The Free-To-Play business model for online games is one that’s been building momentum and most recently has seen DC Universe Online’s revenue increase vastly since it’s conversion in November last year. It’s not surprising then that a lot of other developers want to try their hand at this type of system but with plenty of competition in the market how will BrawlBusters, a third person action game from Rock Hippo, fare?
At first glance you’d be remiss to not see the art similarities between BrawlBusters and Valve’s Team Fortress 2 with its brightly coloured, cartoon-like visuals. This sets the tone for the proceedings to give the game an appealing tongue-in-cheek feel and allow it to offer up outlandish combat that never takes itself too seriously.
Initially players are given the option to create their own online fighter from the customisation options available. These aren’t the most expansive tools ever seen with three body types, male and female models, a selection of face defaults and just about enough variations to make your avatar stand out online.
Further selections come in the form of clothing, weapons and upgrades although only a small number of these are available to buy using the currency (BP) earnt through your in-game endeavours. The remainder are bought using the Rocker Points (RP) obtained by paying out real money. This does mean that those willing to spend will end up being slightly more overpowered that the average player. It’s not a game breaking difference but it does mean that those not choosing to play will have rely more on their skills rather than sheer equipment strength.

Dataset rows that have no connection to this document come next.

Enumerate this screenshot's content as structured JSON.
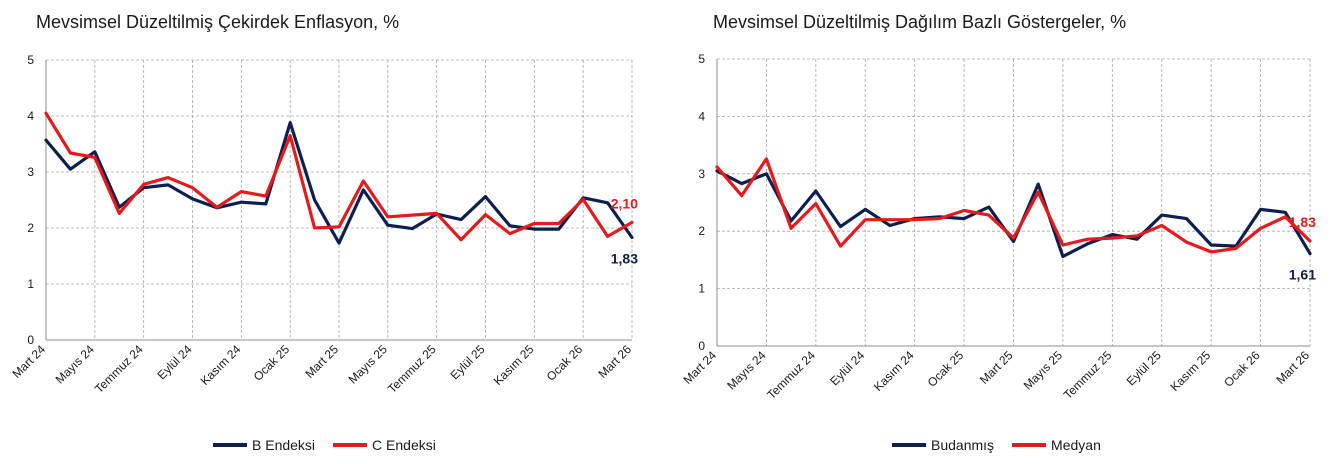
{
  "colors": {
    "navy": "#0d1f4e",
    "red": "#e41a1c",
    "grid": "#a6a6a6",
    "axis": "#8c8c8c"
  },
  "chart_data": [
    {
      "type": "line",
      "title": "Mevsimsel Düzeltilmiş Çekirdek Enflasyon, %",
      "xlabel": "",
      "ylabel": "",
      "ylim": [
        0,
        5
      ],
      "yticks": [
        "0",
        "1",
        "2",
        "3",
        "4",
        "5"
      ],
      "grid": true,
      "legend_position": "bottom",
      "x": [
        "Mart 24",
        "Nisan 24",
        "Mayıs 24",
        "Haziran 24",
        "Temmuz 24",
        "Ağustos 24",
        "Eylül 24",
        "Ekim 24",
        "Kasım 24",
        "Aralık 24",
        "Ocak 25",
        "Şubat 25",
        "Mart 25",
        "Nisan 25",
        "Mayıs 25",
        "Haziran 25",
        "Temmuz 25",
        "Ağustos 25",
        "Eylül 25",
        "Ekim 25",
        "Kasım 25",
        "Aralık 25",
        "Ocak 26",
        "Şubat 26",
        "Mart 26"
      ],
      "xtick_labels": [
        "Mart 24",
        "Mayıs 24",
        "Temmuz 24",
        "Eylül 24",
        "Kasım 24",
        "Ocak 25",
        "Mart 25",
        "Mayıs 25",
        "Temmuz 25",
        "Eylül 25",
        "Kasım 25",
        "Ocak 26",
        "Mart 26"
      ],
      "series": [
        {
          "name": "B Endeksi",
          "color": "#0d1f4e",
          "values": [
            3.57,
            3.05,
            3.36,
            2.37,
            2.72,
            2.77,
            2.52,
            2.36,
            2.46,
            2.43,
            3.88,
            2.5,
            1.73,
            2.68,
            2.05,
            1.99,
            2.25,
            2.15,
            2.56,
            2.04,
            1.98,
            1.98,
            2.54,
            2.45,
            1.83
          ]
        },
        {
          "name": "C Endeksi",
          "color": "#e41a1c",
          "values": [
            4.05,
            3.34,
            3.26,
            2.26,
            2.78,
            2.9,
            2.72,
            2.37,
            2.65,
            2.57,
            3.65,
            2.0,
            2.02,
            2.84,
            2.2,
            2.23,
            2.26,
            1.79,
            2.24,
            1.9,
            2.08,
            2.08,
            2.51,
            1.85,
            2.1
          ]
        }
      ],
      "end_labels": [
        {
          "series": "C Endeksi",
          "text": "2,10",
          "color": "#e41a1c"
        },
        {
          "series": "B Endeksi",
          "text": "1,83",
          "color": "#0d1f4e"
        }
      ]
    },
    {
      "type": "line",
      "title": "Mevsimsel Düzeltilmiş Dağılım Bazlı Göstergeler, %",
      "xlabel": "",
      "ylabel": "",
      "ylim": [
        0,
        5
      ],
      "yticks": [
        "0",
        "1",
        "2",
        "3",
        "4",
        "5"
      ],
      "grid": true,
      "legend_position": "bottom",
      "x": [
        "Mart 24",
        "Nisan 24",
        "Mayıs 24",
        "Haziran 24",
        "Temmuz 24",
        "Ağustos 24",
        "Eylül 24",
        "Ekim 24",
        "Kasım 24",
        "Aralık 24",
        "Ocak 25",
        "Şubat 25",
        "Mart 25",
        "Nisan 25",
        "Mayıs 25",
        "Haziran 25",
        "Temmuz 25",
        "Ağustos 25",
        "Eylül 25",
        "Ekim 25",
        "Kasım 25",
        "Aralık 25",
        "Ocak 26",
        "Şubat 26",
        "Mart 26"
      ],
      "xtick_labels": [
        "Mart 24",
        "Mayıs 24",
        "Temmuz 24",
        "Eylül 24",
        "Kasım 24",
        "Ocak 25",
        "Mart 25",
        "Mayıs 25",
        "Temmuz 25",
        "Eylül 25",
        "Kasım 25",
        "Ocak 26",
        "Mart 26"
      ],
      "series": [
        {
          "name": "Budanmış",
          "color": "#0d1f4e",
          "values": [
            3.05,
            2.83,
            3.0,
            2.18,
            2.7,
            2.08,
            2.38,
            2.1,
            2.22,
            2.25,
            2.22,
            2.42,
            1.82,
            2.82,
            1.56,
            1.78,
            1.94,
            1.86,
            2.28,
            2.22,
            1.76,
            1.74,
            2.38,
            2.33,
            1.61
          ]
        },
        {
          "name": "Medyan",
          "color": "#e41a1c",
          "values": [
            3.12,
            2.62,
            3.26,
            2.05,
            2.48,
            1.74,
            2.2,
            2.2,
            2.2,
            2.22,
            2.36,
            2.28,
            1.88,
            2.68,
            1.76,
            1.86,
            1.88,
            1.92,
            2.1,
            1.81,
            1.64,
            1.7,
            2.05,
            2.25,
            1.83
          ]
        }
      ],
      "end_labels": [
        {
          "series": "Medyan",
          "text": "1,83",
          "color": "#e41a1c"
        },
        {
          "series": "Budanmış",
          "text": "1,61",
          "color": "#0d1f4e"
        }
      ]
    }
  ]
}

There are currently 5 classes on offer in the form of Firefighter, Rocker, Boxer, Blitzer and Slugger. Each has their own level of specialisation in terms of health, speed, defense and attack statistics as well as combat skills. Most of their attacks focus on damage dealing either up close or from a distance but the firefighter also has defense barrier available for an extra strategic level to proceedings.
The combat is incredibly simple to pick up and equates to a click on either the left or right mouse button to perform attacks. In order to aid some additional variety there are items to be picked up and can range from a simple explosive devices to jelly that glues opponents to the ground or a box that fixes firmly on an enemies head in order to disorient them. Unfortunately, aside from the jumping and dodging mechanics, there is little else to speak of. That’s not to say the fighting isn’t fun, however don’t expect to be memorising and utilising a huge array of moves to take down your opponents.

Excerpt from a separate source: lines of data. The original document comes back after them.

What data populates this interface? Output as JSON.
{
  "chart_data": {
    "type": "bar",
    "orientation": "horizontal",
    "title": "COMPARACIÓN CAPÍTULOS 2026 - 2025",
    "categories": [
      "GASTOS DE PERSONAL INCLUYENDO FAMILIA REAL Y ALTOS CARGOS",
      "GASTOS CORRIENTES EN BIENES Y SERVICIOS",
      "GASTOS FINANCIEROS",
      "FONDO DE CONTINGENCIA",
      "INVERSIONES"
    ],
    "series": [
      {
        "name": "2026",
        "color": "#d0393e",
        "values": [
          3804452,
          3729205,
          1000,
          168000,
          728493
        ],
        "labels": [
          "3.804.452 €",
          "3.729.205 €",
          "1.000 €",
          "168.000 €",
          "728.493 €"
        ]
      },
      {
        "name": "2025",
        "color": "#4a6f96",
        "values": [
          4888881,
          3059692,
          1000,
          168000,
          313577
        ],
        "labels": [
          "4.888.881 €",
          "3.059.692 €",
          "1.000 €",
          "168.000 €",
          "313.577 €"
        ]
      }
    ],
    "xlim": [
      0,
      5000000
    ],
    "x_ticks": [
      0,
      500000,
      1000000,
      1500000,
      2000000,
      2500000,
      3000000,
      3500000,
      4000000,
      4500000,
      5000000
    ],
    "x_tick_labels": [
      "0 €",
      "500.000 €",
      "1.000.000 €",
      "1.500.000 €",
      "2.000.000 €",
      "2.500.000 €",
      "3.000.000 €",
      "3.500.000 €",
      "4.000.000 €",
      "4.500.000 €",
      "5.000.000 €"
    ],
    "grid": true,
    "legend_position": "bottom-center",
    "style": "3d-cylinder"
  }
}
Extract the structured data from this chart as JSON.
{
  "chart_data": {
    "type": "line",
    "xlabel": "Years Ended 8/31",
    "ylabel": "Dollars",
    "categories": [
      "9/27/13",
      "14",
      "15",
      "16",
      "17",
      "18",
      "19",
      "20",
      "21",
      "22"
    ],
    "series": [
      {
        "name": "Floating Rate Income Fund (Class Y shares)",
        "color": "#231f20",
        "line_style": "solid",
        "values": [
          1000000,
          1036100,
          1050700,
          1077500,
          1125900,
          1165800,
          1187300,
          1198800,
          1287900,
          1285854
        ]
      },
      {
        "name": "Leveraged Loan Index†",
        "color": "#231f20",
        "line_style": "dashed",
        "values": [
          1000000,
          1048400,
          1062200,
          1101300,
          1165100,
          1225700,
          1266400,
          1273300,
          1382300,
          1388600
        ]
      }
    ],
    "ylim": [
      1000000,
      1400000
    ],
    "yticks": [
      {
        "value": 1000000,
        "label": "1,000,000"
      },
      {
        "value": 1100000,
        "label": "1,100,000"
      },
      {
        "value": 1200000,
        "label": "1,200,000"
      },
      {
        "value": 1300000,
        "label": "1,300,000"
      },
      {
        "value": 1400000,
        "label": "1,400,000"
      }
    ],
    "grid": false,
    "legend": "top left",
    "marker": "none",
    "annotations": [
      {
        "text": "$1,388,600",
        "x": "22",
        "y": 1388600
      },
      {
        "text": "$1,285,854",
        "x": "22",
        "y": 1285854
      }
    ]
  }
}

Environments throughout the game bring their own challenges and feature a vast amount of dangers such as cars, explosive barrels and springs as well as objects to destroy for item pick-ups. These are incredibly vibrant and fit perfectly with the game’s penchant for cartoon violence.
There are both single and multiplayer modes available in the game although the solo levels only truly serve as training for the online exploits. In multiplayer you can delve into 5 different scenarios including two team deathmatch variations, free for all as well as boss battle and zombie survival. The latter two encourage co-operative gameplay and task gamers with surviving waves of enemies or attempting to defeat a powerful boss character with his minions. While none of these modes are exclusive to BrawlBusters, the co-op focused options best highlight the class differences and allow for some seriously satisfying collaboration to overcome the AI opposition.
For an online game you’d certainly hope that the matchmaking system is adequate and this game doesn’t disappoint. Each match is given its own lobby, host and even chat functions. Searching for your chosen game type is fast and easy although, as with all online games, the amount of people playing is paramount in determining how many games are available. So far there haven’t been any stages where it’s been hard to find someone to play with however there have been plenty of occasions where the host hasn’t started the game when everyone is ready. This leads to a lot of people dropping out in frustration and while this isn’t the developers fault, they would be wise to introduce some safeguards to punish neglectful hosts.
While it doesn’t have the production values of a big budget title but more than makes up for it with cheap and cheerful action for the masses with nice bonuses for the paying audience. Those wanting deeper gameplay and options in their combat will have to look elsewhere however for a quick and satisfying multiplayer fix, you can’t go too far wrong with BrawlBusters.